Мама выхватила у меня газету, пробежала сообщение.
– Не смей его так называть! – крикнула она. – Не смей, не смей!
У нее срывался голос, и она, рыдая, повторяла без конца: «Не смей!» Будто вместе с этими словами выталкивала из себя всю прежнюю любовь, и ненависть, и обиду. Ее била истерика…
Я навела справки и узнала: еще год назад, когда началась реабилитация и стали возвращаться в Баку кое-кто из уцелевших жертв былых репрессий, Калмыков исчез. С молодой женой уехал, как говорили, в Ростов, где жила какая-то родня, а по другим слухам – в Новосибирск. Словом, следы его затерялись. Как и в восемнадцатом году, ему удалось сбежать с корабля.
Рассказывали, что Багиров на суде держался дерзко. Указав на подручных, бросил презрительно: «Что вы их судите? Они мои приказы выполняли. Меня расстреливайте…»
Мы с мамой добивались реабилитации отца. Куда только ни писали – в прокуратуру, в республиканский Совет министров, наконец, в ЦК КПСС. Ответы приходили всегда из прокуратуры. Терпеливо и бесстрастно нам сообщали одно и то же: Штайнер Генрих Густавович был выслан из Баку в 1941 году в числе лиц немецкой национальности и умер от болезни. Поскольку он не был судим и осужден, нет и оснований для реабилитации.
Коротко, но неясно. Выходит, если бы отца осудили как врага народа, то было бы лучше: он подлежал реабилитации. А так – выслан, и все. Как говорится, общий привет.
Логика идиотов…
Мы сами реабилитировали отца. Откуда-то, из глубокого тайника, мама извлекла старую афишу, желтую, с лохмотьями по краям. Я ахнула: «Разбойники» Ф. Шиллера в ТРАМе, режиссер Г. Штайнер! Я кинулась маме на шею, мы вместе поплакали… Афиша заняла почетное место рядом с большим фотопортретом отца. Худощавый человек в пенсне, с редкими светлыми волосами, аккуратно зачесанными на косой пробор, застенчиво смотрел на входящего в комнату.

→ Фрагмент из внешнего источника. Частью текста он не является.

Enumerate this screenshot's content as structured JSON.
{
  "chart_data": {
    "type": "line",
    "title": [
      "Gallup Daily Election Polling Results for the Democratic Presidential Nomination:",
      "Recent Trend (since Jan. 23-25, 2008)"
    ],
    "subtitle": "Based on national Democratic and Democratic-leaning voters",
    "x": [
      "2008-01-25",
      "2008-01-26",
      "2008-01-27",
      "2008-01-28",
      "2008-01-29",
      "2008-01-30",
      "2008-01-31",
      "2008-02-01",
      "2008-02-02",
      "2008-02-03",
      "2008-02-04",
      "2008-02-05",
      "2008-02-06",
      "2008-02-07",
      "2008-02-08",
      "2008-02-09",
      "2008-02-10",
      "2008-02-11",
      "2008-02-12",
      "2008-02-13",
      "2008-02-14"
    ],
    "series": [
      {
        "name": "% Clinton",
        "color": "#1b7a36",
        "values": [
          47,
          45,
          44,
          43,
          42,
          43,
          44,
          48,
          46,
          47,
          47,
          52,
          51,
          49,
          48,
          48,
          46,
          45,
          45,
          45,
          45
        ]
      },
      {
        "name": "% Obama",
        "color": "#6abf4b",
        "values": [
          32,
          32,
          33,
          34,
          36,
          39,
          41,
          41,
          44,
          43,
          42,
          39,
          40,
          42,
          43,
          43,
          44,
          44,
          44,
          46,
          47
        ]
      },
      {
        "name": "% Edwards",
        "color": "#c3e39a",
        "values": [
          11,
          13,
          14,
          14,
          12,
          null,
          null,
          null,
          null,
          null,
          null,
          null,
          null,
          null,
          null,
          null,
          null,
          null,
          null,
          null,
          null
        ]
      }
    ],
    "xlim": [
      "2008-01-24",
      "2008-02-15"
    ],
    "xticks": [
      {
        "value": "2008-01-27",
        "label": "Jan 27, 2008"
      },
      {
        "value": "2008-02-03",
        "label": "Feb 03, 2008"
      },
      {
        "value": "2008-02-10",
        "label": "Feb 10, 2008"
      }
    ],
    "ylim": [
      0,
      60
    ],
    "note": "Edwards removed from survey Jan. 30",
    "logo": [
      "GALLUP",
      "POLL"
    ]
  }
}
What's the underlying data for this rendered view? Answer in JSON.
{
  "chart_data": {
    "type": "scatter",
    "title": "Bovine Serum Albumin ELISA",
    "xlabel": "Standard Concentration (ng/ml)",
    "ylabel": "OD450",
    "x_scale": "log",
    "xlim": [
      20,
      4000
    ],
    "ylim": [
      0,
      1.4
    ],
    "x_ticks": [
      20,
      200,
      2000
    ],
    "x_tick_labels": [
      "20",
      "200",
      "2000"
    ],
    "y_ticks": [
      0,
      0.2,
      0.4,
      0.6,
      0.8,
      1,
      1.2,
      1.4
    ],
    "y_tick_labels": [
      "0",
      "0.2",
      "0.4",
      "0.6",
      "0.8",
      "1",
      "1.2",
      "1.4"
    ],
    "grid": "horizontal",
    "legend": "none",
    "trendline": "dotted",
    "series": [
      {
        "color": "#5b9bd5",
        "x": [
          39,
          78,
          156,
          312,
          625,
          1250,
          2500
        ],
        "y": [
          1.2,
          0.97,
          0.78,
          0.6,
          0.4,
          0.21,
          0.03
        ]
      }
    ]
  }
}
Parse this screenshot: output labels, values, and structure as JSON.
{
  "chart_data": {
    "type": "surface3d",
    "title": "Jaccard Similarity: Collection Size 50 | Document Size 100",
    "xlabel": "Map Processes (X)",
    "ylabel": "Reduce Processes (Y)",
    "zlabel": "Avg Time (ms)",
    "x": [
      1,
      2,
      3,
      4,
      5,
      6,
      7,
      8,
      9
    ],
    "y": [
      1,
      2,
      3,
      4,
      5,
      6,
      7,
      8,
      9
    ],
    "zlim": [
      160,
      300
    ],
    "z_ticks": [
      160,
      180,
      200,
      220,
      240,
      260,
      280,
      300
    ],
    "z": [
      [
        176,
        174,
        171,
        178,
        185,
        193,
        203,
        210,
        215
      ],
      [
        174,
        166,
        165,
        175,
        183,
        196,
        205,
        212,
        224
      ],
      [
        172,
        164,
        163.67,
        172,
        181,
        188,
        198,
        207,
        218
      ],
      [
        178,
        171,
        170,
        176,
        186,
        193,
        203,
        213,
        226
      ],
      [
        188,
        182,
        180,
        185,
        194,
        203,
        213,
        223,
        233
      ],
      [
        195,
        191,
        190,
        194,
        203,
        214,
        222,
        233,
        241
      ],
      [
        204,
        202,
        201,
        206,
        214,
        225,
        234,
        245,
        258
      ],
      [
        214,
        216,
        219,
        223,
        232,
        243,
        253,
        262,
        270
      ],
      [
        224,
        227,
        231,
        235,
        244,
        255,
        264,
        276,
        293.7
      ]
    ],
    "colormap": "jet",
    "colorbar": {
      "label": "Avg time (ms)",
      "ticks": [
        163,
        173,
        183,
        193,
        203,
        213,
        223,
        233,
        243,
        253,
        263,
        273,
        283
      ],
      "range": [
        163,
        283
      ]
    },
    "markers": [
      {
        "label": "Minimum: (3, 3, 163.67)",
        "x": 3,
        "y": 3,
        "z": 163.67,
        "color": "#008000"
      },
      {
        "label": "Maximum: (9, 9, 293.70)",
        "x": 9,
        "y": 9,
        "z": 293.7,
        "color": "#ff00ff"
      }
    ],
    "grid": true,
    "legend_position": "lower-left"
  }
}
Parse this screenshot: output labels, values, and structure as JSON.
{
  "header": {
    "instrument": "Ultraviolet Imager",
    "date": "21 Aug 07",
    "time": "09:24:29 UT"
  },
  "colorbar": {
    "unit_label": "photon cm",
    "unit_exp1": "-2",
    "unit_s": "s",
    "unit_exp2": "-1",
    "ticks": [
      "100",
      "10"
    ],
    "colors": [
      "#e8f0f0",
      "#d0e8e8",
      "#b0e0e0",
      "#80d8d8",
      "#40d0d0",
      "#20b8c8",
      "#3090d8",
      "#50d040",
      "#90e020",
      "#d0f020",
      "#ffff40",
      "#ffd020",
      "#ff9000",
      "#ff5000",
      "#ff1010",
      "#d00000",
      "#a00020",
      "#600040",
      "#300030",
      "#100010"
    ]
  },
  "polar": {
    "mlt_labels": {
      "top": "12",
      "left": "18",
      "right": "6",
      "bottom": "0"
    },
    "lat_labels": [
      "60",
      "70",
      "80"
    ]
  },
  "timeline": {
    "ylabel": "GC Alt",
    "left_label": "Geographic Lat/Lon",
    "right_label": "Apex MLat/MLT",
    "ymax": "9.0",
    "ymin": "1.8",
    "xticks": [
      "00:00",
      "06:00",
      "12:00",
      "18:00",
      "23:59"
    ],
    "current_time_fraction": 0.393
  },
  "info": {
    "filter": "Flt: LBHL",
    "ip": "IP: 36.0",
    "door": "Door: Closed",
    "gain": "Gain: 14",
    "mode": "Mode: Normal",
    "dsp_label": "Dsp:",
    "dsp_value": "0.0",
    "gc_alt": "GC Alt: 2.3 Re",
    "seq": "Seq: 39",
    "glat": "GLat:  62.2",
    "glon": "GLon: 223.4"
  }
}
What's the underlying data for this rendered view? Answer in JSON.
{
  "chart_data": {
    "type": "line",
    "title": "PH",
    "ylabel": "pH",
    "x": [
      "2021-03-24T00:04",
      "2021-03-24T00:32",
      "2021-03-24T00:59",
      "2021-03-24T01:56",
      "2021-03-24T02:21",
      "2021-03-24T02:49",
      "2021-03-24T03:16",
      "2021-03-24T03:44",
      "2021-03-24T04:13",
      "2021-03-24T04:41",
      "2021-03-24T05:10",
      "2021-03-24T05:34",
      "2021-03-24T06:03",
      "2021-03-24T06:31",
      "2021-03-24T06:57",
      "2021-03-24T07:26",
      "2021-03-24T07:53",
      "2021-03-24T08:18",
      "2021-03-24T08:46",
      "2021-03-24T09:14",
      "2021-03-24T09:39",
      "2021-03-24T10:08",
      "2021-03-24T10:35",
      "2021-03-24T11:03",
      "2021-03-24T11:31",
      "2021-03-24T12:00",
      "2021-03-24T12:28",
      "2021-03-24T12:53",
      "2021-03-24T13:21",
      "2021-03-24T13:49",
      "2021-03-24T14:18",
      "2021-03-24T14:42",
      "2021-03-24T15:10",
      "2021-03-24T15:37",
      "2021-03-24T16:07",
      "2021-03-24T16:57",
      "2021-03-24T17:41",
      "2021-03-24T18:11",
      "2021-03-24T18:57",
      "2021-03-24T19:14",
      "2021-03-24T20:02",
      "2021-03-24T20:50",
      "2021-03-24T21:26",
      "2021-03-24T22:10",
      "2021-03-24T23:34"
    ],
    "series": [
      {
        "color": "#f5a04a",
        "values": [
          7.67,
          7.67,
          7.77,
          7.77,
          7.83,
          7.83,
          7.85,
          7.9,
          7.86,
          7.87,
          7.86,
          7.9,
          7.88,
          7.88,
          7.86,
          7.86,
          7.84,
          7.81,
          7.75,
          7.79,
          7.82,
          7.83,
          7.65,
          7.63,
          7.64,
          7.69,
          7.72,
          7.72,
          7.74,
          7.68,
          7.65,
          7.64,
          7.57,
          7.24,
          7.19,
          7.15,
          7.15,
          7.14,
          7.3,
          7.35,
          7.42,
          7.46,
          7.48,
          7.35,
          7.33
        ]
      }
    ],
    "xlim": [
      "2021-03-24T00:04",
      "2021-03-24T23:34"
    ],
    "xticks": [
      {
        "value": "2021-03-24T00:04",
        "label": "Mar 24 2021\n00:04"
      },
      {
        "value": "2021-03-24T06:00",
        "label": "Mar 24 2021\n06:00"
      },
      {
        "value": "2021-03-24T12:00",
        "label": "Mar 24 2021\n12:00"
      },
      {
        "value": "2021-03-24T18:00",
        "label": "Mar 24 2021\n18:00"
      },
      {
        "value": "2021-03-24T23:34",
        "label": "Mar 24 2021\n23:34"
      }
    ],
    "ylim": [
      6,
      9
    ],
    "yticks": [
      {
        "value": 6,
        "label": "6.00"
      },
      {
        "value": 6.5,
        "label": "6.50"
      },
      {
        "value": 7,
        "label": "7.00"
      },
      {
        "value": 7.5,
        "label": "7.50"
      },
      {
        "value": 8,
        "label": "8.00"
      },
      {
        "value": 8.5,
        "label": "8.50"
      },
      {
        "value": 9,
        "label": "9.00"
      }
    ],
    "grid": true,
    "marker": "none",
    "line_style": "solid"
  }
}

С этим портретом Сергей долго возился. Он в то время увлекался фотографией, оборудовал в кладовке уголок, где стоял, как цапля на одной ноге, увеличитель. Там горел красный фонарь и пахло кислыми реактивами. Как умудрился Сергей с плохонького любительского снимка сделать превосходный фотопортрет?
Все, за что он брался, он делал хорошо. Основательность была в его натуре если не главной, то очень заметной чертой. И, конечно, трудолюбие. Придя с работы и поев, он раскладывал на столе свои бумаги, газеты и принимался за писанину. Писал статьи для «Моряка Каспия», для городской газеты «Вышка» – в излюбленном своем приподнятом стиле повествовал о трудовых успехах каспийских моряков. Статьи, к его огорчению, всегда сокращали. «Вот же прохвосты, стрикулисты, – ругался Сергей, – не буду им больше писать». Но писал снова и снова.
Он был по природе деятель. Если Ниночкиной энергии хватило бы на освещение дома, то уж энергии, которой обладал мой Сергей, достало бы на всю улицу Видади, бывшую Пролетарскую. Он придумывал новые формы соцсоревнования морских судов. Затевал радиопереклички портовиков Каспия. Обобщал для каспаровского начальства передовой опыт грузовых и пассажирских перевозок – и прочее, и прочее…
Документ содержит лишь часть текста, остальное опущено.